The spread is the difference between a currency pair's bid (sell) and ask (buy) price, usually measured in pips, and it is the primary cost of trading with most forex and CFD brokers.

Spread — illustrative image

What is a spread?

The spread is the gap between the two prices a broker quotes for any tradable instrument: the bid price (what you receive when you sell) and the ask price (what you pay when you buy). That gap is how many brokers earn money on every trade — instead of charging a separate fee, they simply quote a slightly worse price than the true market rate on each side.

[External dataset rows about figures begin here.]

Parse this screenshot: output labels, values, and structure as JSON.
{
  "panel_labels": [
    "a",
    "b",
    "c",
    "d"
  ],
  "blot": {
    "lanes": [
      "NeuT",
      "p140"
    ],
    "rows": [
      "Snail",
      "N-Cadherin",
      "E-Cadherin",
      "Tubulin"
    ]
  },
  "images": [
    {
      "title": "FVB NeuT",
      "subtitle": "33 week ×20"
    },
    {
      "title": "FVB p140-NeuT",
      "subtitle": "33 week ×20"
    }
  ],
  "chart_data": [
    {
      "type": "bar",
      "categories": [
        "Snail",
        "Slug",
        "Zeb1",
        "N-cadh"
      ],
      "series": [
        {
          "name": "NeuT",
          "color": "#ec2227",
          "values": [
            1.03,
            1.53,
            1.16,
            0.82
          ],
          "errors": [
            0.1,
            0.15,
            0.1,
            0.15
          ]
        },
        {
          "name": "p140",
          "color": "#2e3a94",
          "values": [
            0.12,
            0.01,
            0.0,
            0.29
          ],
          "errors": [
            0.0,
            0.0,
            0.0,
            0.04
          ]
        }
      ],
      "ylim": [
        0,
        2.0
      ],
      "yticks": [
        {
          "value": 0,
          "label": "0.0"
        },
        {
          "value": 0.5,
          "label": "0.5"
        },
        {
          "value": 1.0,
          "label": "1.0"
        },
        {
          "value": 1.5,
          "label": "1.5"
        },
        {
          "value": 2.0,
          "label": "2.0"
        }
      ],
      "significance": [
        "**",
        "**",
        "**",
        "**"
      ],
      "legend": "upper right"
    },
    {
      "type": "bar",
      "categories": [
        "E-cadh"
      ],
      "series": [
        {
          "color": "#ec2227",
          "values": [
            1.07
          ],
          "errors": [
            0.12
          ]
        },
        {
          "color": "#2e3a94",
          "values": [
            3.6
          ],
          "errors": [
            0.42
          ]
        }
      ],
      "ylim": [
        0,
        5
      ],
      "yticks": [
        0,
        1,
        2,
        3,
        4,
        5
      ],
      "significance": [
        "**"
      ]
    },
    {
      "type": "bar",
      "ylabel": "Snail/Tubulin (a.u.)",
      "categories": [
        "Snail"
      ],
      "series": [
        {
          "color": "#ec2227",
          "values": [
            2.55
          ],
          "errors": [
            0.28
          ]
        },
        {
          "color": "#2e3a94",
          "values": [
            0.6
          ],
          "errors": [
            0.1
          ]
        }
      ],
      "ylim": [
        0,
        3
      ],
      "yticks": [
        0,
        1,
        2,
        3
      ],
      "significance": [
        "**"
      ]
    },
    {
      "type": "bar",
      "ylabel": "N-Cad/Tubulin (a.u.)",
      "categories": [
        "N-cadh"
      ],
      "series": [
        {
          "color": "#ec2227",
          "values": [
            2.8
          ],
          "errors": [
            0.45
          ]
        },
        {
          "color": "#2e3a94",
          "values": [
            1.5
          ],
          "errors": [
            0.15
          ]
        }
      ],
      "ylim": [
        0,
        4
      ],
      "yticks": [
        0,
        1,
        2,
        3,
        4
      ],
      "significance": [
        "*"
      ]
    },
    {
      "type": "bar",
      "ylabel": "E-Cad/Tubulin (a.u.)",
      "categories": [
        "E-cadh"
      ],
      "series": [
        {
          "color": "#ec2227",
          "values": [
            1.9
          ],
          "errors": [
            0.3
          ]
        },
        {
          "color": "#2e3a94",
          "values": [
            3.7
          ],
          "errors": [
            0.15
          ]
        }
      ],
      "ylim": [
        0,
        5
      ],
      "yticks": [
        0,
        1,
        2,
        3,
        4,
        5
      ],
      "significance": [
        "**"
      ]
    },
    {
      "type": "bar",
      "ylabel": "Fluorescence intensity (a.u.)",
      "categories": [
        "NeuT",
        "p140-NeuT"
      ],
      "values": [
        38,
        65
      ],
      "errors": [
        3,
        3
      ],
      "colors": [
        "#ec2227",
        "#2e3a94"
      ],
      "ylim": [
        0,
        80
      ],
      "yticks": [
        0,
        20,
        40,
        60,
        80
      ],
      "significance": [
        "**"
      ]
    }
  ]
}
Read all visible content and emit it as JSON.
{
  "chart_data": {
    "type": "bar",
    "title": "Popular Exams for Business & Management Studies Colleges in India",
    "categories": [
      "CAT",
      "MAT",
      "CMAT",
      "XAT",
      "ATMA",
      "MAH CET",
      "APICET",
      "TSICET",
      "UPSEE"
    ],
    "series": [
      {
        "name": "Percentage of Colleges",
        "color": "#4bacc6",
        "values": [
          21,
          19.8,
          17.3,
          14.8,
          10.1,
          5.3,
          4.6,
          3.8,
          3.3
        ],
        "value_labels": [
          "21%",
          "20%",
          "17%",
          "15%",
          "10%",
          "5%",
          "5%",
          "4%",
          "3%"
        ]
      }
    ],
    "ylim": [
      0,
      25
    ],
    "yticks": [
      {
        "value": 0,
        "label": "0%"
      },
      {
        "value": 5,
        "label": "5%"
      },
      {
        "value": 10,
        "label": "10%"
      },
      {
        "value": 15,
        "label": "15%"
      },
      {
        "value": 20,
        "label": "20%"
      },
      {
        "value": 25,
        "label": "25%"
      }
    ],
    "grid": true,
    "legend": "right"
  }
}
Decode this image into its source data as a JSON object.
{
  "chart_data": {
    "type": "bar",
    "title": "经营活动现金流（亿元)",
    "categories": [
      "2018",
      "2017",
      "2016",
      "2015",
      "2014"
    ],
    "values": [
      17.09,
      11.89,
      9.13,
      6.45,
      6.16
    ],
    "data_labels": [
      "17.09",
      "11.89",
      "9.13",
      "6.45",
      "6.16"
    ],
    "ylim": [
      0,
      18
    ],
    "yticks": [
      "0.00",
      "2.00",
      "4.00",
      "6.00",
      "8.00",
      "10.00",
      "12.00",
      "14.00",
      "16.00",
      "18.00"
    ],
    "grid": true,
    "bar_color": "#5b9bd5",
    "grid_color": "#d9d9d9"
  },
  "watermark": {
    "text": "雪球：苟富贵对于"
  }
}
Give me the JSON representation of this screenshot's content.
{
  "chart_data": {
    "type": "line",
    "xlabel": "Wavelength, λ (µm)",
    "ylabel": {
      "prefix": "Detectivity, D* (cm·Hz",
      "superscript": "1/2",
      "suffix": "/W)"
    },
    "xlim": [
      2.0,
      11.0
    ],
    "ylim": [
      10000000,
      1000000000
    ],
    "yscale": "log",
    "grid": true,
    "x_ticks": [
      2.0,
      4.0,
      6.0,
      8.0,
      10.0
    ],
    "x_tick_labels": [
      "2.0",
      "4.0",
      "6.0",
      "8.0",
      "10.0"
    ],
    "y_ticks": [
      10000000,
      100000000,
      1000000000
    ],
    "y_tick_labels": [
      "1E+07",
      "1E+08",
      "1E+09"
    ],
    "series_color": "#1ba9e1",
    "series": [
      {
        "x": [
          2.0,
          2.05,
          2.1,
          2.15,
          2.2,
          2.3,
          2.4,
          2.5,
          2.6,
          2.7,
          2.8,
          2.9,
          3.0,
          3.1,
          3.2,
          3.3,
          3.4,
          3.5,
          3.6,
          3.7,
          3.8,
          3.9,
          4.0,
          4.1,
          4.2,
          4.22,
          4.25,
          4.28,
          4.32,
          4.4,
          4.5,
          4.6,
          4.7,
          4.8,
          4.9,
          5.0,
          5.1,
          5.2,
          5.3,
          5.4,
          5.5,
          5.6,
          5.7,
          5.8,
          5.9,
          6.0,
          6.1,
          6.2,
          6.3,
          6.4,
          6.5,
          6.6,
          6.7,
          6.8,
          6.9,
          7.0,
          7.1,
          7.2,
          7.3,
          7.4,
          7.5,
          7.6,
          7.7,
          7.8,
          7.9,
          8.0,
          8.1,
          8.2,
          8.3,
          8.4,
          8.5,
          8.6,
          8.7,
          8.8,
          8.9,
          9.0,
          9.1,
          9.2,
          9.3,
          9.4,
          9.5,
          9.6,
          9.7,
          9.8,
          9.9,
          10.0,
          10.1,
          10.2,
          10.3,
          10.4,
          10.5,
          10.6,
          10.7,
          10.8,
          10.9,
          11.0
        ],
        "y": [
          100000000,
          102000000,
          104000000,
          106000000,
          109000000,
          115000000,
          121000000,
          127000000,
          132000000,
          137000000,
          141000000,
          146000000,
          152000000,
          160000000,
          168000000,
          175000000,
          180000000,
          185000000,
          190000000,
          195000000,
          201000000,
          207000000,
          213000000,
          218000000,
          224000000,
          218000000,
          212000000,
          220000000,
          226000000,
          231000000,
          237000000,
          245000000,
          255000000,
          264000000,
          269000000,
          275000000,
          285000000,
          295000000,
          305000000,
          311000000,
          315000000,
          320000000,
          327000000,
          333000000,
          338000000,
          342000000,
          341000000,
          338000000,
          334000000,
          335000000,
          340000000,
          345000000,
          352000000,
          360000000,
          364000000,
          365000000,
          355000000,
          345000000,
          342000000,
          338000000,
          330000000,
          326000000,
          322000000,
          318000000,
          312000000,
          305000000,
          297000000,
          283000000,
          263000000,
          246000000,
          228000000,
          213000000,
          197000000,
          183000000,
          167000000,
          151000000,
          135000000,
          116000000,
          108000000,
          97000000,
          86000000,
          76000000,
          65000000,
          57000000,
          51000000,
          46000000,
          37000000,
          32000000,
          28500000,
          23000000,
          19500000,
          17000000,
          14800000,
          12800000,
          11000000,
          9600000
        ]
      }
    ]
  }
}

Spreads are almost always expressed in pips, the standard unit of price movement in forex, which makes costs easy to compare across pairs and brokers regardless of the actual price level.

A worked example

Suppose a broker quotes EUR/USD as:

  • Bid: 1.0850
  • Ask: 1.0851

The spread here is 0.0001, or 1 pip. If you open a buy trade at 1.0851, the position is immediately down 1 pip the instant it’s filled, because you’d only receive 1.0850 if you closed it right away. The price has to move at least 1 pip in your favor just to break even.

On a standard lot (100,000 units), where a pip is worth roughly $10, that 1-pip spread is effectively a $10 cost on the trade. On a micro lot, the same 1-pip spread costs about $0.10. Spread cost scales directly with position size, just like pip value does.

Why the spread matters

Because the spread is paid on every single trade, it directly affects profitability — especially for short-term and high-frequency strategies like scalping, where dozens of trades a day can accumulate meaningful spread costs even if each one is small. Wider spreads mean the market has to move further before a trade turns profitable.

Spreads are not identical across brokers, account types, or market conditions. Some brokers offer a fixed spread that stays constant, while others offer a variable spread that floats with liquidity. Some accounts charge a commission on top of a much tighter raw spread. Comparing a broker’s real, checked typical spreads — not just marketing headlines like “spreads from 0.0 pips” — is one of the most important steps when choosing where to trade.

Quick recap

  • The spread is the bid-ask gap, quoted in pips, and is a core trading cost.
  • A trade starts at a small loss equal to the spread, which price must first overcome.
  • Spread cost scales with lot size, just like pip value.
  • Always compare a broker’s typical (not just minimum advertised) spreads across the pairs you actually plan to trade.